Assignment 8: The Nodes And The Edges

Deadline: June 17th, 20:00

This week, we take a look at Graph Neural Networks. Due to the more complex data structure these work on, they are quite a bit more difficult to set up than the kinds of architectures we have worked with so far. Accordingly, this will be more of a “first contact” rather than a deep dive, relying on pre-built libraries and tutorials. In particular, we will be exploring the Pytorch Geometric library and some of the dedicated tutorial notebooks.

A few general notes:

!pip install -q torch-scatter -f https://data.pyg.org/whl/torch-${TORCH}.html
!pip install -q torch-sparse -f https://data.pyg.org/whl/torch-${TORCH}.html
!pip install -q git+https://github.com/pyg-team/pytorch_geometric.git

by simply

!pip install torch_geometric

Your Task

This assignment is conceptually very straightforward: Go through the Colab notebook tutorials on the Pytorch Geometric website. You will further be asked to implement a small number of additional steps, as well as answer several questions on the given code.
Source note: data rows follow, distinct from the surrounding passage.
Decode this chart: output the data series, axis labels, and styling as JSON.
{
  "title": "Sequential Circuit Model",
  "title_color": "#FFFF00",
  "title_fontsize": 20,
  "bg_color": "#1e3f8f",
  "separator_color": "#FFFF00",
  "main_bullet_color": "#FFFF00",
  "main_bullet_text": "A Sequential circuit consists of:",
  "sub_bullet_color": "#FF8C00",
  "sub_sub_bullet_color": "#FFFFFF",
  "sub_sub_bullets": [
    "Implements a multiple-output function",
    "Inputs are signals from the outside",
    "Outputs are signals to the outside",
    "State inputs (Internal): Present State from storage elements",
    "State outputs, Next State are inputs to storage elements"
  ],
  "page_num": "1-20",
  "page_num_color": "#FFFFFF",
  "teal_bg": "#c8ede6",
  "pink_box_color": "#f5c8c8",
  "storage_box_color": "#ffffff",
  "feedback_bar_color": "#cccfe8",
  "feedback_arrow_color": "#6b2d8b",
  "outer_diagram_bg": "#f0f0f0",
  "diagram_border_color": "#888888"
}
Questions & Follow-Up Work

Answer all of these questions, either in a separate section in the respective notebooks (e.g. at the end), or in a separate text file. The “Investigation” part contains small tasks for you to add to the tutorial notebooks.

Notebook 1 (Introduction)

Questions

  1. Who introduced the “Karate Club” network and what “real-life problem” is the dataset representing?
  2. What do the 34 features for each data point represent?
  3. The Wiki article on the Karate Club network reports it has having 78 edges. Then why does the data.num_edges entry report 156 edges?

Investigation

  1. As it is, the notebook only trains the model, but does not evaluate it. Add code that evaluates the trained model, i.e. apply the model to the test data (where data.train_mask is 0), get the argmax over the classes and compute the accuracy of these predictions against the true labels data.y.
  2. The model maps each data point to a 2-dimensional embedding before applying the final classifier layer. This may be a bottleneck. Change the code such that the pre-final layer maps to a dimension higher than 2 (even 3 or 4 could be enough). How does this affect training performance? What about accuracy on the test set?

Notebook 2 (Node Classification)

Questions

  1. What do the 1433-dimensional features for each input node represent?
  2. How much larger is the graph compared to the first notebook?

Investigation

  1. The tutorial claims the simple MLP suffers from overfitting; but they only compute the cross-entropy loss for training, and only accuracy for the test set. Add code that either computes the loss for the test set, or the accuracy for the training set, or both, and properly compare training and test performance.
  2. How large is the number of parameters for the GCN network compared to the MLP network?
  3. Do the optional exercises towards the end of the notebook!

6 CP: Notebook 3 (Graph Classification)

Questions

  1. Fundamentally, what is the difference in the task between node and graph classification?
  2. How is mini-batching handled to create batches of graphs with different sizes?
  3. What operation is used to achieve single classification outputs for entire graphs of varying sizes?

Investigation

  1. What is the largest graph in the dataset in terms of number of nodes? What about edges? Which is the smallest one, respectively?
  2. Do the optional exercise at the end of the notebook!